Search code examples
pythonnumpyoverflowpaillier

OverflowError: Python int too large to convert to C long when feed data into numpy array


I am trying to feed large number after encryption into a numpy array, but it says the number is too long and it gets overflow. I checked the code, everything is correct before I feed the numbers into the numpy array, but it got an error at the step of feeding in the data, which is en1[i,j] = pk.raw_encrypt(int(test1[i,j])).

The encrypted number I have got here is 3721469428823308171852407981126958588051758293498563443424608937516905060542577505841168884360804470051297912859925781484960893520445514263696476240974988078627213135445788309778740044751099235295077596597798031854813054409733391824335666742083102231195956761512905043582400348924162387787806382637700241133312260811836700206345239790866810211695141313302624830782897304864254886141901824509845380817669866861095878436032979919703752065248359420455460486031882792946889235009894799954640035281227429200579186478109721444874188901886905515155160376705016979283166216642522595345955323818983998023048631350302980936674. Python3 still claims it to be a int type. The number itself did not get overflow, but the numpy array does not allow it to be filled in.

What property of the numpy caused this, and is there any solution to this problem? I have considered using list to substitute numpy array but it will be rather hard to implement when it is not a 1-D array.

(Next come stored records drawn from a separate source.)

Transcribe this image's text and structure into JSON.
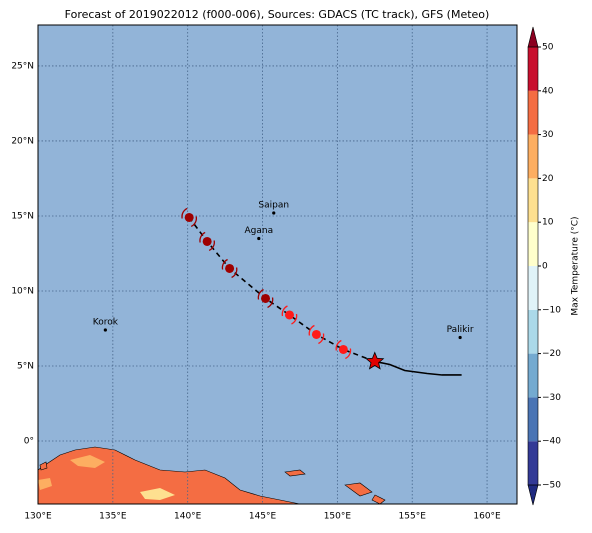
{
  "map": {
    "title": "Forecast of 2019022012 (f000-006), Sources: GDACS (TC track), GFS (Meteo)",
    "xlim": [
      130,
      162
    ],
    "ylim": [
      -4.2,
      27.73
    ],
    "xticks": [
      {
        "value": 130,
        "label": "130°E"
      },
      {
        "value": 135,
        "label": "135°E"
      },
      {
        "value": 140,
        "label": "140°E"
      },
      {
        "value": 145,
        "label": "145°E"
      },
      {
        "value": 150,
        "label": "150°E"
      },
      {
        "value": 155,
        "label": "155°E"
      },
      {
        "value": 160,
        "label": "160°E"
      }
    ],
    "yticks": [
      {
        "value": 0,
        "label": "0°"
      },
      {
        "value": 5,
        "label": "5°N"
      },
      {
        "value": 10,
        "label": "10°N"
      },
      {
        "value": 15,
        "label": "15°N"
      },
      {
        "value": 20,
        "label": "20°N"
      },
      {
        "value": 25,
        "label": "25°N"
      }
    ],
    "grid": true,
    "cities": [
      {
        "name": "Saipan",
        "lon": 145.75,
        "lat": 15.2
      },
      {
        "name": "Agana",
        "lon": 144.75,
        "lat": 13.5
      },
      {
        "name": "Korok",
        "lon": 134.5,
        "lat": 7.4
      },
      {
        "name": "Palikir",
        "lon": 158.2,
        "lat": 6.9
      }
    ],
    "forecast": {
      "lon": [
        152.5,
        150.4,
        148.6,
        146.8,
        145.2,
        142.8,
        141.3,
        140.1
      ],
      "lat": [
        5.3,
        6.1,
        7.1,
        8.4,
        9.5,
        11.5,
        13.3,
        14.9
      ],
      "colors": [
        "#e00000",
        "#ff1a1a",
        "#ff1a1a",
        "#ff1a1a",
        "#9e0000",
        "#9e0000",
        "#9e0000",
        "#9e0000"
      ]
    },
    "past": {
      "lon": [
        152.5,
        153.5,
        154.5,
        156,
        157,
        158.3
      ],
      "lat": [
        5.3,
        5.1,
        4.7,
        4.5,
        4.4,
        4.4
      ]
    },
    "colorbar": {
      "label": "Max Temperature (°C)",
      "ticks": [
        {
          "value": -50,
          "label": "−50"
        },
        {
          "value": -40,
          "label": "−40"
        },
        {
          "value": -30,
          "label": "−30"
        },
        {
          "value": -20,
          "label": "−20"
        },
        {
          "value": -10,
          "label": "−10"
        },
        0,
        10,
        20,
        30,
        40,
        50
      ],
      "colors": [
        "#333a96",
        "#4a74b4",
        "#74aad0",
        "#abd9e9",
        "#e0f3f8",
        "#ffffcc",
        "#fee090",
        "#fdae61",
        "#f46d43",
        "#c8102e"
      ],
      "under": "#1f2a80",
      "over": "#8b0020"
    }
  }
}
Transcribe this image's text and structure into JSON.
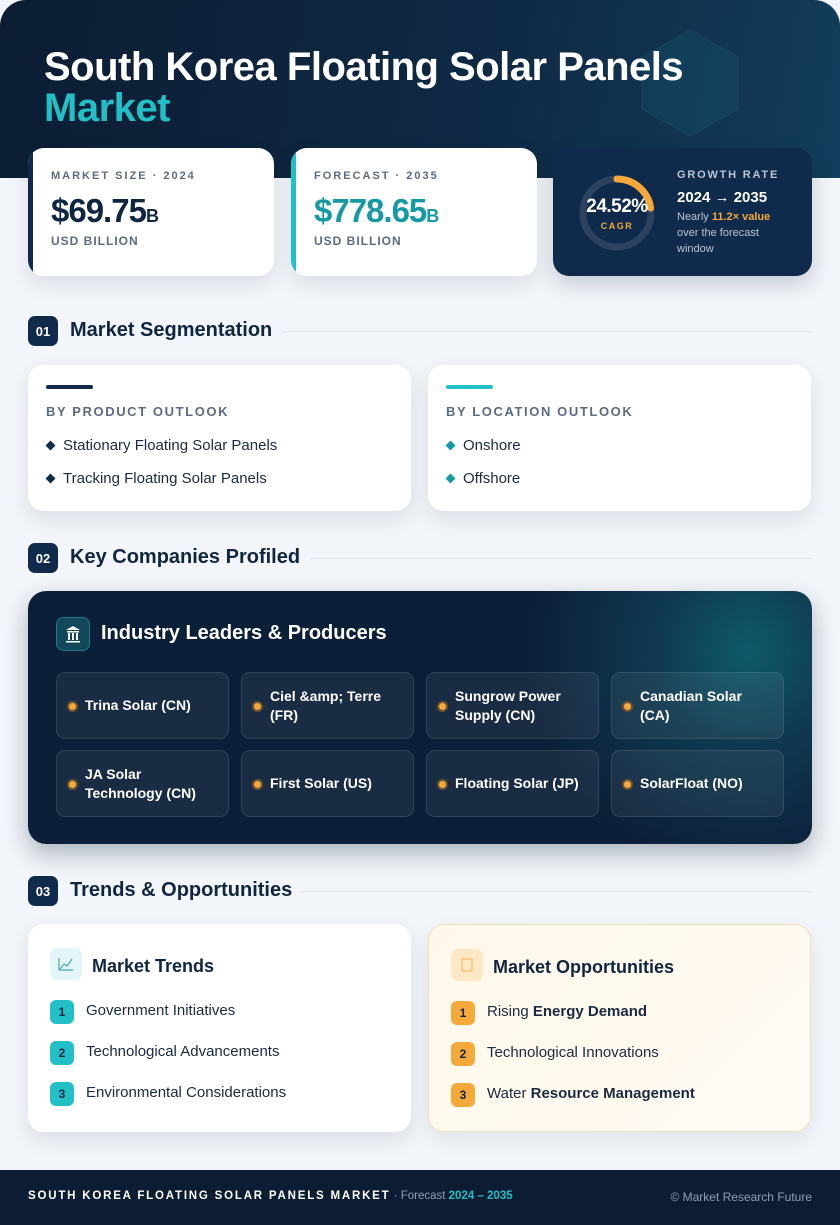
{
  "header": {
    "title_line1": "South Korea Floating Solar Panels",
    "title_line2": "Market"
  },
  "stats": {
    "market_size": {
      "label": "MARKET SIZE · 2024",
      "value": "$69.75",
      "unit": "B",
      "sub": "USD BILLION"
    },
    "forecast": {
      "label": "FORECAST · 2035",
      "value": "$778.65",
      "unit": "B",
      "sub": "USD BILLION"
    },
    "growth": {
      "cagr": "24.52%",
      "cagr_label": "CAGR",
      "label": "GROWTH RATE",
      "period": "2024 → 2035",
      "note_prefix": "Nearly",
      "note_highlight": "11.2× value",
      "note_suffix": "over the forecast window"
    }
  },
  "segmentation": {
    "number": "01",
    "title": "Market Segmentation",
    "product": {
      "heading": "BY PRODUCT OUTLOOK",
      "items": [
        "Stationary Floating Solar Panels",
        "Tracking Floating Solar Panels"
      ]
    },
    "location": {
      "heading": "BY LOCATION OUTLOOK",
      "items": [
        "Onshore",
        "Offshore"
      ]
    }
  },
  "companies": {
    "number": "02",
    "title": "Key Companies Profiled",
    "panel_title": "Industry Leaders & Producers",
    "items": [
      "Trina Solar (CN)",
      "Ciel &amp; Terre (FR)",
      "Sungrow Power Supply (CN)",
      "Canadian Solar (CA)",
      "JA Solar Technology (CN)",
      "First Solar (US)",
      "Floating Solar (JP)",
      "SolarFloat (NO)"
    ]
  },
  "trends": {
    "number": "03",
    "title": "Trends & Opportunities",
    "market_trends": {
      "title": "Market Trends",
      "items": [
        {
          "number": "1",
          "text": "Government Initiatives"
        },
        {
          "number": "2",
          "text": "Technological Advancements"
        },
        {
          "number": "3",
          "text": "Environmental Considerations"
        }
      ]
    },
    "opportunities": {
      "title": "Market Opportunities",
      "items": [
        {
          "number": "1",
          "text": "Rising",
          "bold": "Energy Demand"
        },
        {
          "number": "2",
          "text": "Technological Innovations"
        },
        {
          "number": "3",
          "text": "Water",
          "bold": "Resource Management"
        }
      ]
    }
  },
  "footer": {
    "title": "SOUTH KOREA FLOATING SOLAR PANELS MARKET",
    "forecast_label": "· Forecast",
    "forecast_years": "2024 – 2035",
    "copyright": "© Market Research Future"
  }
}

I have attached the full test code below.

test1 = np.array([[1,2,3],[1,2,4]])
test2 = np.array([[4,1,3],[6,1,5]])

en1 = np.copy(test1)
en2 = np.copy(test2)

pk, sk = paillier.generate_paillier_keypair()

en_sum = np.copy(en1)
pl_sum = np.copy(en1)

for i in range(test1.shape[0]):
    for j in range(test2.shape[1]):
        en1[i,j] = pk.raw_encrypt(int(test1[i,j]))
        en2[i,j] = pk.raw_encrypt(int(test2[i,j]))

        en_sum[i,j] = en1[i,j]*en2[i,j]
        pl_sum[i,j] = sk.raw_decrypt(en_sum[i,j])

sum = sk.raw_decrypt(en_sum)

Solution

  • Python integers are stored with arbitrary precision, while numpy integers are stored in standard 32-bit or 64-bit representations depending on your platform.

    What this means is that while the maximum representable Python integer is bounded only by your system memory, the maximum representable Numpy integer is bounded by what is representable in 64-bits.

    You can see the maximum representable unsigned integer value here:

    >>> import numpy as np
    >>> np.iinfo(np.uint64).max
    18446744073709551615
    
    >>> 2 ** 64 - 1
    18446744073709551615
    

    The best approach for your application depends on what you want to do with these extremely large integers, but I'd lean toward avoiding Numpy arrays for integers of this size.